Enfin, l’IPEV relève que sa situation éloignée des perturbations côtières est favorable aux observatoires en magnétisme et sismologie, complétant ainsi le réseau mondial de données très lâche dans l’hémisphère sud. « Actuellement, aucun site en Antarctique ne présente de tels atouts. La vocation de Concordia est donc d’offrir à la communauté scientifique internationale un accès au haut plateau antarctique, l’une des régions les plus isolées et inhospitalières de la planète, et permettre ainsi la réalisation de programmes de recherche permanents et des observations uniques dans de nombreux domaines ». Alors que la température peut atteindre -86°C en « hiver », et demeure à -40/-50° pendant l’été austral, Concordia offre des conditions de vie proche de ce que l’on trouve dans l’espace.

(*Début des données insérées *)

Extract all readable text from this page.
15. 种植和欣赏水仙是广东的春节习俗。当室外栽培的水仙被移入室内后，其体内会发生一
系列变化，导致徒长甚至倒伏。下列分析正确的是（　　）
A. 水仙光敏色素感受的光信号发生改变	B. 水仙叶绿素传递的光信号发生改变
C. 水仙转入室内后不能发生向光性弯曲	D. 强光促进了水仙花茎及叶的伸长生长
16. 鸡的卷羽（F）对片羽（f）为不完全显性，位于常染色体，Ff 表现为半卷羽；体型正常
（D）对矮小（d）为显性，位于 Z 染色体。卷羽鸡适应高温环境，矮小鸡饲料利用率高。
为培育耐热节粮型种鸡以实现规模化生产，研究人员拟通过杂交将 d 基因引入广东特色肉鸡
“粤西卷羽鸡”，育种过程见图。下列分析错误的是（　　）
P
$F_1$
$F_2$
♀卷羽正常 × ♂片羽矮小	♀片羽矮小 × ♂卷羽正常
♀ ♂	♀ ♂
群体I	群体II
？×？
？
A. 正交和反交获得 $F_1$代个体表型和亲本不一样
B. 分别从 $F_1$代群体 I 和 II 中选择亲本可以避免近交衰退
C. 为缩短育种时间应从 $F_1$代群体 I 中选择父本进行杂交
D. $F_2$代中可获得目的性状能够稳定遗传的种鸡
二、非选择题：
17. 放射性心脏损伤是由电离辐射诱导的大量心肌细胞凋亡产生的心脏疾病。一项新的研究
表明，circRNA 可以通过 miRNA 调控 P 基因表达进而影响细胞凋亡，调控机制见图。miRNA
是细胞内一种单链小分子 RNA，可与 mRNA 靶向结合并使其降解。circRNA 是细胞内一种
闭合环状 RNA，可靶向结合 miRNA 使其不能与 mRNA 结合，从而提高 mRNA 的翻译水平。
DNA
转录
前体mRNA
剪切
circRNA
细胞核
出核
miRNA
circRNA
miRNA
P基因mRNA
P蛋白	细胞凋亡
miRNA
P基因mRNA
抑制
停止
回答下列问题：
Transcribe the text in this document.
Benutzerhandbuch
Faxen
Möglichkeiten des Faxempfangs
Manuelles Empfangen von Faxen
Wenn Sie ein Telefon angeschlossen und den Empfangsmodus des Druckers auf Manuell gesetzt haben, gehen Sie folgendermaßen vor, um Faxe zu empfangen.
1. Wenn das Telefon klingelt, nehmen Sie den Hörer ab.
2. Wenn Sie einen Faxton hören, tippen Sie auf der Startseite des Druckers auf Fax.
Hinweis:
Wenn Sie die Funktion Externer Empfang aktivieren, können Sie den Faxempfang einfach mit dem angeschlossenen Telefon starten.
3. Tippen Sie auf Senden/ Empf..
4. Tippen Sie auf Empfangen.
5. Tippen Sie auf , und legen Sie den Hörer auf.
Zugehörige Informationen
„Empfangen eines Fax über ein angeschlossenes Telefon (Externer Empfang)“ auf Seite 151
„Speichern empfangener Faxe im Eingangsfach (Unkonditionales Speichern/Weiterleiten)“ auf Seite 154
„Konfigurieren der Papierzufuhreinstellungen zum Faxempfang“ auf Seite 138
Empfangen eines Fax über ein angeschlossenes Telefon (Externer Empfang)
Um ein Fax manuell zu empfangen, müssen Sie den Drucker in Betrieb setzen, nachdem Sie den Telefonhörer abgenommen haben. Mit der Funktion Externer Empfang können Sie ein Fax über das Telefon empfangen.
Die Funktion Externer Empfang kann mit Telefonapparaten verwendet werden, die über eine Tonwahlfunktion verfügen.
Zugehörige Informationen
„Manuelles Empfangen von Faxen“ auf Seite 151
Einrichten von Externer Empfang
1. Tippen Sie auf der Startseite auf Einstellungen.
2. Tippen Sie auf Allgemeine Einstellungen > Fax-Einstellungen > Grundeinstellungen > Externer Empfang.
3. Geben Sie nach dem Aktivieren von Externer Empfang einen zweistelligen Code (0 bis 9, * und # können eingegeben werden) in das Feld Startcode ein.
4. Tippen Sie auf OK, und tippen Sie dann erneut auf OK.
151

Des conditions de vie proches d’une station spatiale
Des programmes scientifiques y sont d’ailleurs conduits par l’Agence Spatiale Européenne (ESA), en partenariat avec l’IPEV, sur l’acclimatation d’une population aux environnements les plus isolés et extrêmes, le comportement humain en milieu confiné et la mise en place de protocoles médicaux très pointus. Sur le plan technique, différents équipements y sont testés et développés, comme par exemple des prototypes de retraitement des eaux usées.
C’est pour toutes ces recherches, qui ont donc des implications très vastes, que sont entretenues et développées les stations en Antarctique.